IRS missed 11,000 compromised SSNs
An IRS office charged with monitoring and mitigating the impact of external data breaches is faltering when it comes to keeping track of the problem, according to an IG audit.
An IRS office charged with monitoring and mitigating the impact of external data breaches on taxpayers is faltering when it comes to keeping track of the problem, according to a new audit by the U.S. Treasury Inspector General for Tax Administration.
In 70 external breaches, the office failed to follow internal guidelines by requesting Taxpayer Identification Numbers of affected users. As a result, more than 11,000 Social Security numbers weren't flagged to the IRS' Dynamic Selection List for added identity protections.
The IRS keeps tabs on external data breaches of private companies and other entities, which collect personally identifiable information that taxpayers use to file their returns. The Office of Return Integrity and Compliance Services is charged with collecting known instances of such breaches in an internal IRS database, reporting them and cross-referencing the data with attempts by criminals and fraudsters to use that information to commit identity theft or file false returns.
However, Of the 527 external data breaches selected for an internal audit, the office failed to monitor or record 89 that were reported to their database during 2017.

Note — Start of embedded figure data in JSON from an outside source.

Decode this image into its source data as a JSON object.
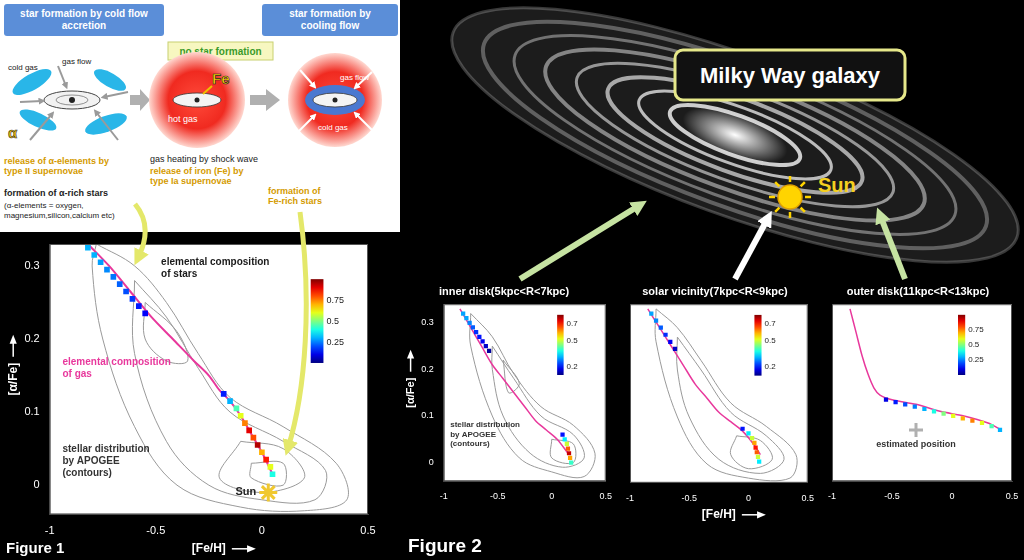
{
  "diagram": {
    "stages": [
      {
        "title": "star formation by cold flow accretion",
        "labels": [
          "gas flow",
          "cold gas",
          "α"
        ]
      },
      {
        "title": "no star formation",
        "labels": [
          "hot gas",
          "Fe"
        ]
      },
      {
        "title": "star formation by cooling flow",
        "labels": [
          "gas flow",
          "cold gas"
        ]
      }
    ],
    "notes": [
      "release of α-elements by type II supernovae",
      "formation of α-rich stars",
      "(α-elements = oxygen, magnesium,silicon,calcium etc)",
      "gas heating by shock wave",
      "release of iron (Fe) by type Ia supernovae",
      "formation of Fe-rich stars"
    ]
  },
  "galaxy": {
    "title": "Milky Way galaxy",
    "sun": "Sun"
  },
  "figure_labels": [
    "Figure 1",
    "Figure 2"
  ],
  "chart_data": [
    {
      "type": "scatter",
      "x_label": "[Fe/H]",
      "y_label": "[α/Fe]",
      "xlim": [
        -1,
        0.5
      ],
      "xticks": [
        -1,
        -0.5,
        0,
        0.5
      ],
      "ylim": [
        -0.04,
        0.33
      ],
      "yticks": [
        0,
        0.1,
        0.2,
        0.3
      ],
      "grid": false,
      "series": [
        {
          "name": "elemental composition\nof gas",
          "type": "line",
          "color": "#e8389c",
          "marker": "none",
          "line_style": "solid",
          "x": [
            -0.82,
            -0.72,
            -0.62,
            -0.52,
            -0.42,
            -0.32,
            -0.25,
            -0.2,
            -0.15,
            -0.1,
            -0.05,
            0,
            0.05
          ],
          "y": [
            0.33,
            0.3,
            0.265,
            0.23,
            0.2,
            0.17,
            0.15,
            0.13,
            0.115,
            0.095,
            0.07,
            0.045,
            0.015
          ]
        },
        {
          "name": "elemental composition\nof stars",
          "type": "scatter",
          "marker": "square",
          "x": [
            -0.82,
            -0.79,
            -0.76,
            -0.73,
            -0.7,
            -0.67,
            -0.64,
            -0.61,
            -0.58,
            -0.55,
            -0.18,
            -0.15,
            -0.12,
            -0.1,
            -0.08,
            -0.06,
            -0.04,
            -0.02,
            0,
            0.02,
            0.04,
            0.05
          ],
          "y": [
            0.325,
            0.315,
            0.305,
            0.295,
            0.285,
            0.275,
            0.265,
            0.255,
            0.245,
            0.235,
            0.125,
            0.115,
            0.105,
            0.095,
            0.085,
            0.075,
            0.065,
            0.055,
            0.045,
            0.035,
            0.025,
            0.015
          ],
          "density": [
            0.3,
            0.3,
            0.28,
            0.26,
            0.24,
            0.22,
            0.2,
            0.18,
            0.15,
            0.12,
            0.15,
            0.3,
            0.45,
            0.6,
            0.75,
            0.9,
            0.8,
            0.95,
            0.7,
            0.85,
            0.6,
            0.4
          ]
        }
      ],
      "contours": {
        "name": "stellar distribution\nby APOGEE\n(contours)",
        "color": "#9a9a9a",
        "lines": [
          {
            "x": [
              -0.78,
              -0.6,
              -0.45,
              -0.3,
              -0.15,
              0.1,
              0.35,
              0.4,
              0.2,
              -0.1,
              -0.4,
              -0.6,
              -0.75,
              -0.8,
              -0.78
            ],
            "y": [
              0.33,
              0.3,
              0.25,
              0.18,
              0.12,
              0.08,
              0.03,
              -0.02,
              -0.035,
              -0.03,
              0,
              0.08,
              0.2,
              0.3,
              0.33
            ]
          },
          {
            "x": [
              -0.6,
              -0.45,
              -0.3,
              -0.15,
              0.1,
              0.3,
              0.25,
              0,
              -0.25,
              -0.45,
              -0.6,
              -0.6
            ],
            "y": [
              0.28,
              0.23,
              0.16,
              0.1,
              0.06,
              0.02,
              -0.02,
              -0.02,
              0,
              0.06,
              0.18,
              0.28
            ]
          },
          {
            "x": [
              -0.55,
              -0.4,
              -0.35,
              -0.45,
              -0.55,
              -0.55
            ],
            "y": [
              0.25,
              0.21,
              0.17,
              0.17,
              0.2,
              0.25
            ]
          },
          {
            "x": [
              -0.1,
              0.1,
              0.2,
              0,
              -0.2,
              -0.1
            ],
            "y": [
              0.06,
              0.05,
              0.01,
              -0.01,
              0.01,
              0.06
            ]
          },
          {
            "x": [
              -0.05,
              0.1,
              0.1,
              -0.05,
              -0.05
            ],
            "y": [
              0.03,
              0.03,
              0,
              0.01,
              0.03
            ]
          }
        ]
      },
      "colorbar": {
        "range": [
          0,
          1
        ],
        "ticks": [
          0.25,
          0.5,
          0.75
        ]
      },
      "points": [
        {
          "label": "Sun",
          "x": 0.03,
          "y": -0.01,
          "marker": "star",
          "color": "#f0c830"
        }
      ]
    },
    {
      "type": "scatter",
      "title": "inner disk(5kpc<R<7kpc)",
      "y_label": "[α/Fe]",
      "xlim": [
        -1,
        0.5
      ],
      "xticks": [
        -1,
        -0.5,
        0,
        0.5
      ],
      "ylim": [
        -0.04,
        0.34
      ],
      "yticks": [
        0,
        0.1,
        0.2,
        0.3
      ],
      "grid": false,
      "series": [
        {
          "type": "line",
          "color": "#e8389c",
          "marker": "none",
          "line_style": "solid",
          "x": [
            -0.85,
            -0.75,
            -0.65,
            -0.55,
            -0.45,
            -0.35,
            -0.25,
            -0.15,
            -0.05,
            0.05,
            0.15
          ],
          "y": [
            0.33,
            0.29,
            0.25,
            0.21,
            0.18,
            0.15,
            0.12,
            0.09,
            0.07,
            0.05,
            0.02
          ]
        },
        {
          "type": "scatter",
          "marker": "square",
          "x": [
            -0.82,
            -0.79,
            -0.76,
            -0.73,
            -0.7,
            -0.67,
            -0.64,
            -0.61,
            -0.58,
            0.1,
            0.12,
            0.14,
            0.15,
            0.16,
            0.17,
            0.18
          ],
          "y": [
            0.32,
            0.31,
            0.3,
            0.29,
            0.28,
            0.27,
            0.26,
            0.25,
            0.24,
            0.06,
            0.05,
            0.04,
            0.03,
            0.02,
            0.01,
            0
          ],
          "density": [
            0.3,
            0.3,
            0.28,
            0.25,
            0.22,
            0.2,
            0.18,
            0.15,
            0.12,
            0.2,
            0.35,
            0.5,
            0.65,
            0.75,
            0.6,
            0.4
          ]
        }
      ],
      "contours": {
        "name": "stellar distribution\nby APOGEE\n(contours)",
        "color": "#9a9a9a",
        "lines": [
          {
            "x": [
              -0.75,
              -0.55,
              -0.35,
              -0.1,
              0.2,
              0.4,
              0.3,
              0,
              -0.3,
              -0.55,
              -0.75,
              -0.75
            ],
            "y": [
              0.32,
              0.27,
              0.19,
              0.12,
              0.08,
              0.02,
              -0.03,
              -0.02,
              0.01,
              0.1,
              0.25,
              0.32
            ]
          },
          {
            "x": [
              -0.55,
              -0.35,
              -0.1,
              0.2,
              0.3,
              0.1,
              -0.2,
              -0.45,
              -0.55,
              -0.55
            ],
            "y": [
              0.25,
              0.18,
              0.1,
              0.06,
              0.01,
              -0.01,
              0.02,
              0.1,
              0.2,
              0.25
            ]
          },
          {
            "x": [
              -0.45,
              -0.3,
              -0.4,
              -0.45
            ],
            "y": [
              0.22,
              0.17,
              0.15,
              0.22
            ]
          },
          {
            "x": [
              0,
              0.2,
              0.2,
              0,
              0
            ],
            "y": [
              0.05,
              0.04,
              0,
              0.01,
              0.05
            ]
          }
        ]
      },
      "colorbar": {
        "range": [
          0.1,
          0.8
        ],
        "ticks": [
          0.2,
          0.5,
          0.7
        ]
      }
    },
    {
      "type": "scatter",
      "title": "solar vicinity(7kpc<R<9kpc)",
      "x_label": "[Fe/H]",
      "xlim": [
        -1,
        0.5
      ],
      "xticks": [
        -1,
        -0.5,
        0,
        0.5
      ],
      "ylim": [
        -0.04,
        0.34
      ],
      "yticks": [
        0,
        0.1,
        0.2,
        0.3
      ],
      "grid": false,
      "tick_labels": "x",
      "series": [
        {
          "type": "line",
          "color": "#e8389c",
          "marker": "none",
          "line_style": "solid",
          "x": [
            -0.85,
            -0.75,
            -0.65,
            -0.55,
            -0.45,
            -0.35,
            -0.25,
            -0.15,
            -0.05,
            0.05,
            0.1
          ],
          "y": [
            0.33,
            0.29,
            0.25,
            0.21,
            0.17,
            0.14,
            0.11,
            0.09,
            0.07,
            0.04,
            0.02
          ]
        },
        {
          "type": "scatter",
          "marker": "square",
          "x": [
            -0.82,
            -0.78,
            -0.74,
            -0.7,
            -0.66,
            -0.62,
            -0.05,
            0,
            0.03,
            0.05,
            0.06,
            0.07,
            0.08,
            0.09
          ],
          "y": [
            0.32,
            0.305,
            0.29,
            0.275,
            0.26,
            0.245,
            0.075,
            0.065,
            0.055,
            0.045,
            0.035,
            0.025,
            0.015,
            0.005
          ],
          "density": [
            0.3,
            0.28,
            0.25,
            0.22,
            0.18,
            0.15,
            0.2,
            0.35,
            0.5,
            0.6,
            0.7,
            0.65,
            0.5,
            0.35
          ]
        }
      ],
      "contours": {
        "color": "#9a9a9a",
        "lines": [
          {
            "x": [
              -0.78,
              -0.6,
              -0.4,
              -0.15,
              0.15,
              0.4,
              0.35,
              0,
              -0.35,
              -0.6,
              -0.78,
              -0.78
            ],
            "y": [
              0.33,
              0.29,
              0.22,
              0.13,
              0.08,
              0.02,
              -0.03,
              -0.03,
              0,
              0.1,
              0.26,
              0.33
            ]
          },
          {
            "x": [
              -0.6,
              -0.4,
              -0.15,
              0.15,
              0.3,
              0.1,
              -0.25,
              -0.5,
              -0.6,
              -0.6
            ],
            "y": [
              0.27,
              0.2,
              0.11,
              0.06,
              0.01,
              -0.02,
              0.01,
              0.1,
              0.2,
              0.27
            ]
          },
          {
            "x": [
              -0.1,
              0.1,
              0.2,
              0,
              -0.15,
              -0.1
            ],
            "y": [
              0.06,
              0.05,
              0.01,
              -0.01,
              0.02,
              0.06
            ]
          }
        ]
      },
      "colorbar": {
        "range": [
          0.1,
          0.8
        ],
        "ticks": [
          0.2,
          0.5,
          0.7
        ]
      }
    },
    {
      "type": "scatter",
      "title": "outer disk(11kpc<R<13kpc)",
      "xlim": [
        -1,
        0.5
      ],
      "xticks": [
        -1,
        -0.5,
        0,
        0.5
      ],
      "ylim": [
        -0.04,
        0.34
      ],
      "yticks": [
        0,
        0.1,
        0.2,
        0.3
      ],
      "grid": false,
      "tick_labels": "x",
      "series": [
        {
          "type": "line",
          "color": "#e8389c",
          "marker": "none",
          "line_style": "solid",
          "x": [
            -0.85,
            -0.8,
            -0.75,
            -0.7,
            -0.65,
            -0.6,
            -0.5,
            -0.3,
            -0.1,
            0.1,
            0.3,
            0.4
          ],
          "y": [
            0.33,
            0.28,
            0.23,
            0.19,
            0.16,
            0.145,
            0.135,
            0.125,
            0.11,
            0.1,
            0.085,
            0.072
          ]
        },
        {
          "type": "scatter",
          "marker": "square",
          "x": [
            -0.55,
            -0.47,
            -0.39,
            -0.31,
            -0.23,
            -0.15,
            -0.07,
            0.01,
            0.09,
            0.17,
            0.25,
            0.33,
            0.4
          ],
          "y": [
            0.135,
            0.13,
            0.125,
            0.12,
            0.115,
            0.11,
            0.105,
            0.1,
            0.095,
            0.09,
            0.085,
            0.078,
            0.07
          ],
          "density": [
            0.1,
            0.15,
            0.2,
            0.25,
            0.3,
            0.4,
            0.5,
            0.6,
            0.7,
            0.75,
            0.6,
            0.45,
            0.3
          ]
        }
      ],
      "colorbar": {
        "range": [
          0,
          1
        ],
        "ticks": [
          0.25,
          0.5,
          0.75
        ]
      },
      "points": [
        {
          "label": "estimated position",
          "x": -0.3,
          "y": 0.07,
          "marker": "cross",
          "color": "#b0b0b0"
        }
      ]
    }
  ]
}
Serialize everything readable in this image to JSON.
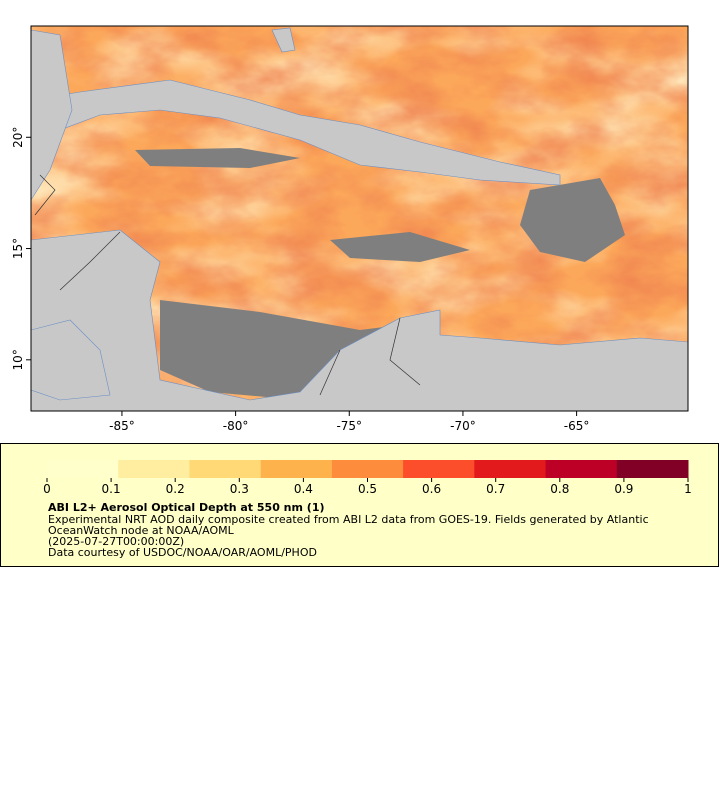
{
  "map": {
    "xlim": [
      -89,
      -60.1
    ],
    "ylim": [
      7.7,
      25
    ],
    "xticks": [
      {
        "value": -85,
        "label": "-85°"
      },
      {
        "value": -80,
        "label": "-80°"
      },
      {
        "value": -75,
        "label": "-75°"
      },
      {
        "value": -70,
        "label": "-70°"
      },
      {
        "value": -65,
        "label": "-65°"
      }
    ],
    "yticks": [
      {
        "value": 10,
        "label": "10°"
      },
      {
        "value": 15,
        "label": "15°"
      },
      {
        "value": 20,
        "label": "20°"
      }
    ]
  },
  "colorbar": {
    "lim": [
      0,
      1
    ],
    "ticks": [
      0,
      0.1,
      0.2,
      0.3,
      0.4,
      0.5,
      0.6,
      0.7,
      0.8,
      0.9,
      1
    ],
    "colors": [
      "#ffffcc",
      "#ffeda0",
      "#fed976",
      "#feb24c",
      "#fd8d3c",
      "#fc4e2a",
      "#e31a1c",
      "#bd0026",
      "#800026"
    ]
  },
  "caption": {
    "title": "ABI L2+ Aerosol Optical Depth at 550 nm (1)",
    "lines": [
      "Experimental NRT AOD daily composite created from ABI L2 data from GOES-19. Fields generated by Atlantic",
      "OceanWatch node at NOAA/AOML",
      "(2025-07-27T00:00:00Z)",
      "Data courtesy of USDOC/NOAA/OAR/AOML/PHOD"
    ]
  }
}
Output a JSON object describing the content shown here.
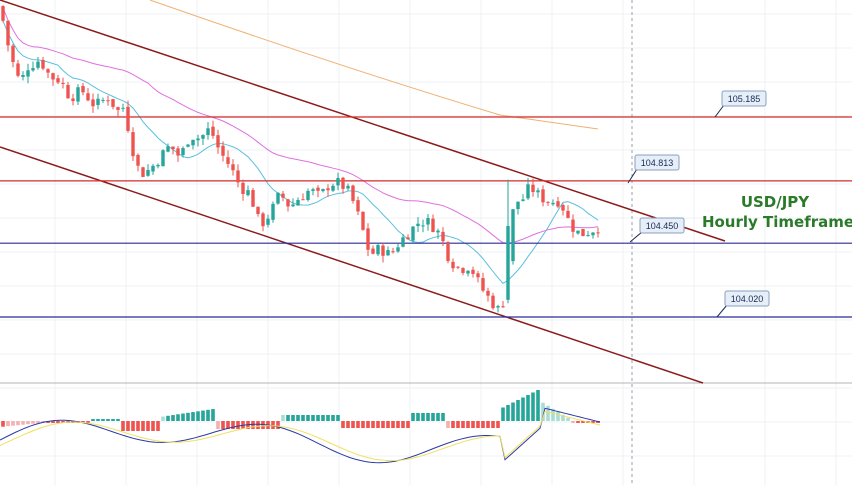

"As a result, the IRS did not monitor, evaluate, and assign a treatment for these data breaches, as required by the incident management process," wrote auditors.
The report recommends the office follow correct protocols around recordkeeping and taxpayer ID number requests for the missed breaches, develop improved processes to ensure future breaches aren't missed, research thousands of unprocessed TINs to determine if they warrant placement on the list and add the ones auditors identified as well.
Kenneth Corbin, Commissioner for the Wage and Investment Division at IRS, said the agency would have a permanent solution in place no later than April 2019.
"As a result of this review we are automating many of the manual processes that led to the issues identified in this report," wrote Corbin.